By Lev Bagramian
As the front-line regulator of broker-dealers, FINRA (Financial Industry Regulatory Authority) – Congressionally-charged and overseen by the SEC – has the important duty of protecting investors and maintaining their trust and confidence in the securities markets. Every time an investor’s life savings are obliterated by fraud or eaten away by conflicts of interest, the human toll is high and this trust is shaken. One way to control the incidence of fraud and abuse in the securities markets is to ensure that all brokers are fit to serve by expelling those from their ranks who demonstrate a pattern of violating the law and exploiting their clients.
On January 8, 2018, FINRA published its annual “Regulatory and Examination Priorities Letter” – a sort-of-a regulatory roadmap for the year. In it, FINRA lists “Fraud” and “High-Risk Firms and Brokers” as the top two regulatory priorities. However, other than promising to focus on how firms who hire recidivist brokers supervise their employees, the roadmap fails to identify concrete ways in which FINRA will reduce the number of recidivists. Earlier last year, FINRA’s Board announced it is considering additional ways to “address the issue of high-risk brokers and the firms that employ them.” It is still unclear what, if anything, FINRA will do regarding this serious matter to better protect investors and market integrity from bad actors.
According to a recent Reuters investigation, there are dozens of broker-dealer firms whose employee roster is more than 50% recidivists. According to the same report, there are thousands of broker-dealers who, despite their rap sheet, continue to sell financial products to investors. How is this acceptable? FINRA needs to do more than just require closer supervision of bad brokers; it must fix this problem by lowering its tolerance of firms who hire brokers with rap sheets. Instead of tinkering on the margins, FINRA needs to purge the bad apples from the ranks of broker-dealers. Those who take advantage of their clients through theft, fraud, or other forms of abuse ought not to be given chance after chance to get it right.

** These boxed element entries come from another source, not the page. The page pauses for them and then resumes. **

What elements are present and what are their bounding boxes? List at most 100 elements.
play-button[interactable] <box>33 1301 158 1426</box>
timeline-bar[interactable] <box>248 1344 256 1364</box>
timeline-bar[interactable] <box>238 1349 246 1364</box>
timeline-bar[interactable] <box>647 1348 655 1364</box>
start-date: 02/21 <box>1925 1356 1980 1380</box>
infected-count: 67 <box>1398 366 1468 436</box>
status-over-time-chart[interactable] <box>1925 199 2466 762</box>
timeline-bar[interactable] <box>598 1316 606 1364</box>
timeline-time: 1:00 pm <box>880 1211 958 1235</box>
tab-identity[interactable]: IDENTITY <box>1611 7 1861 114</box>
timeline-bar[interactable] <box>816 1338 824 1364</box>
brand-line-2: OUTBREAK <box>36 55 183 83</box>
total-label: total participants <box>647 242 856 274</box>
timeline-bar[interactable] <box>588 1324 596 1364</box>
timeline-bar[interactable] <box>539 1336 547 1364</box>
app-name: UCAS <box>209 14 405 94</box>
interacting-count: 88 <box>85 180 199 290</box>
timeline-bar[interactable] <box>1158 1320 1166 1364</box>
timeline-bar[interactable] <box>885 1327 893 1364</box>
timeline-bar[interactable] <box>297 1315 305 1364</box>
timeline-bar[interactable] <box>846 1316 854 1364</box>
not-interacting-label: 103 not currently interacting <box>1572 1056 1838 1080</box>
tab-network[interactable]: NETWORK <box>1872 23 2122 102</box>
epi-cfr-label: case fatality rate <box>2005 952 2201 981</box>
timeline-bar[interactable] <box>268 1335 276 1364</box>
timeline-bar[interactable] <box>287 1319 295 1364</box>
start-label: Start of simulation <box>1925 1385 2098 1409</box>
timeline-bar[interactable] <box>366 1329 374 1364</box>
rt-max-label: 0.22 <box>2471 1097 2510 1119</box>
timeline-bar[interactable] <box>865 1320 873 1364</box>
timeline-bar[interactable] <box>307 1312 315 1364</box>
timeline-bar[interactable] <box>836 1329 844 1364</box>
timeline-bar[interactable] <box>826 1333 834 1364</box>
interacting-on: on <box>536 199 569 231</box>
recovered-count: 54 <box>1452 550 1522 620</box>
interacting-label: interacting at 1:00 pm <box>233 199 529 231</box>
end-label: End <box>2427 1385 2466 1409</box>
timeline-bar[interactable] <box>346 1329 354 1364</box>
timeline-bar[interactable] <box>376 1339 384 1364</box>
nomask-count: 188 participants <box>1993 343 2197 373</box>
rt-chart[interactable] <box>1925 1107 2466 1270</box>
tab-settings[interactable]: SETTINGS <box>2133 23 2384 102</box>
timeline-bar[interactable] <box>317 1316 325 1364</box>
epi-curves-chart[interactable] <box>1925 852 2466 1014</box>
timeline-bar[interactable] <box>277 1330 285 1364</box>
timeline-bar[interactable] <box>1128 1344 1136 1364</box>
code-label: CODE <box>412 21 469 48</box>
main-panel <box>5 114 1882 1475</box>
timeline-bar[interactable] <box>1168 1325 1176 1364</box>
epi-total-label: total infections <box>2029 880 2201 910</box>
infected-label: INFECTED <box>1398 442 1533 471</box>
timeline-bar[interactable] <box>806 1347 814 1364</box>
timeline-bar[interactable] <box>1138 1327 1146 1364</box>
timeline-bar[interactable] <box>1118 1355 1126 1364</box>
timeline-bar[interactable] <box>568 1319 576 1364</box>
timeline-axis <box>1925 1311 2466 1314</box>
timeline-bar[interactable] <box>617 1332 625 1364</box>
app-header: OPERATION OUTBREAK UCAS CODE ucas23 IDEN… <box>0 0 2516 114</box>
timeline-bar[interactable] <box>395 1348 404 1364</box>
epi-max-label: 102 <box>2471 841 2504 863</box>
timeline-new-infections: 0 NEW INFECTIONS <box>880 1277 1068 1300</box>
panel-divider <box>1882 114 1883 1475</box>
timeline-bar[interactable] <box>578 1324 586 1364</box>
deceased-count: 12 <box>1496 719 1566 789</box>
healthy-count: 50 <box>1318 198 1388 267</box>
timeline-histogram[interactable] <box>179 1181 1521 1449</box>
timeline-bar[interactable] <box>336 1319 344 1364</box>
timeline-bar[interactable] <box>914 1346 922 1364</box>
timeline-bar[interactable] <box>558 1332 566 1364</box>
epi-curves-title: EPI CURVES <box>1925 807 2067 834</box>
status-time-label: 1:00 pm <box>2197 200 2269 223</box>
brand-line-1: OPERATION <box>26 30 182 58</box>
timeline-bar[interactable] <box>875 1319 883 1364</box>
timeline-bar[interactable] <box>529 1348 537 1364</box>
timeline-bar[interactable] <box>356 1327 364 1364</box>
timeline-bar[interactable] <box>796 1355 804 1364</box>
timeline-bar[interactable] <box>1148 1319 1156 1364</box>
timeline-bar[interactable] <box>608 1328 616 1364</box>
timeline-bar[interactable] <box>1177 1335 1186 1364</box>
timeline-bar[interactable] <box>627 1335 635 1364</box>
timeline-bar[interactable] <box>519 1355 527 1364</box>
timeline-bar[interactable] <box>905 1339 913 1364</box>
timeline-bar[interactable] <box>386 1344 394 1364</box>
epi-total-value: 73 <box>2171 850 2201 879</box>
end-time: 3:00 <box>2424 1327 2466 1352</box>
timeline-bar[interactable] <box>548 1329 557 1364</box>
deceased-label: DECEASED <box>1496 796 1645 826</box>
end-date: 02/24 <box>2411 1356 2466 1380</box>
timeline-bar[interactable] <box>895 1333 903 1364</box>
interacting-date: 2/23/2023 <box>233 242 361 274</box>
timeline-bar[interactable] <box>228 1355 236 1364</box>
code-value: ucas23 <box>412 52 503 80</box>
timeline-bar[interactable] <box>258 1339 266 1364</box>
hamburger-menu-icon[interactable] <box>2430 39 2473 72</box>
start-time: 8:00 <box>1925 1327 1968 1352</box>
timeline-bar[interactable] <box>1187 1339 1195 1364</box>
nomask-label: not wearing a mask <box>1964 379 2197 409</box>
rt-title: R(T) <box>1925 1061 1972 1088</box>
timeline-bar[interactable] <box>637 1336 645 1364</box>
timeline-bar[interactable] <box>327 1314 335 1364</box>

Bad actors – those who knowingly and repeatedly break the rules for personal gain – are a serious problem in the capital markets. These acts are doubly heinous since they often target elderly and financially unsophisticated Americans.
FINRA already has the authority and mechanisms in place to prevent bad actors from getting re-hired or starting their own firms. As is required by law, all broker-dealers must register with the SEC and their firms must become a member of FINRA before they can operate. Member firms are required to notify FINRA when they hire new brokers, and FINRA’s staff has a chance to review the disciplinary history of these brokers, and deny the registration if it determines that the new hire is a recidivist.
FINRA also has ample authority and resources to conduct examinations of registered firms and individual broker-dealers. Through this examination, FINRA has the opportunity to discover unlawful conduct like recommending unsuitable products to investors or excessive trading (called churning) of a customer’s account to generate fees for the broker. Finally, FINRA receives tips and complaints from both employees and the clients of firms who break the rules. Based on these tips, FINRA gains specific knowledge of wrongdoing, and it can quickly step in, stop the fraud, and punish those who are committing it.
But for reasons yet to be explained by FINRA, this mechanism has essentially failed to prevent recidivists from moving from one firm to another, in the process hurting investors and sullying the reputation of other brokers and the industry as a whole.
FINRA has to move boldly on this matter. It must purge the profession of these bad actors. And do so quickly.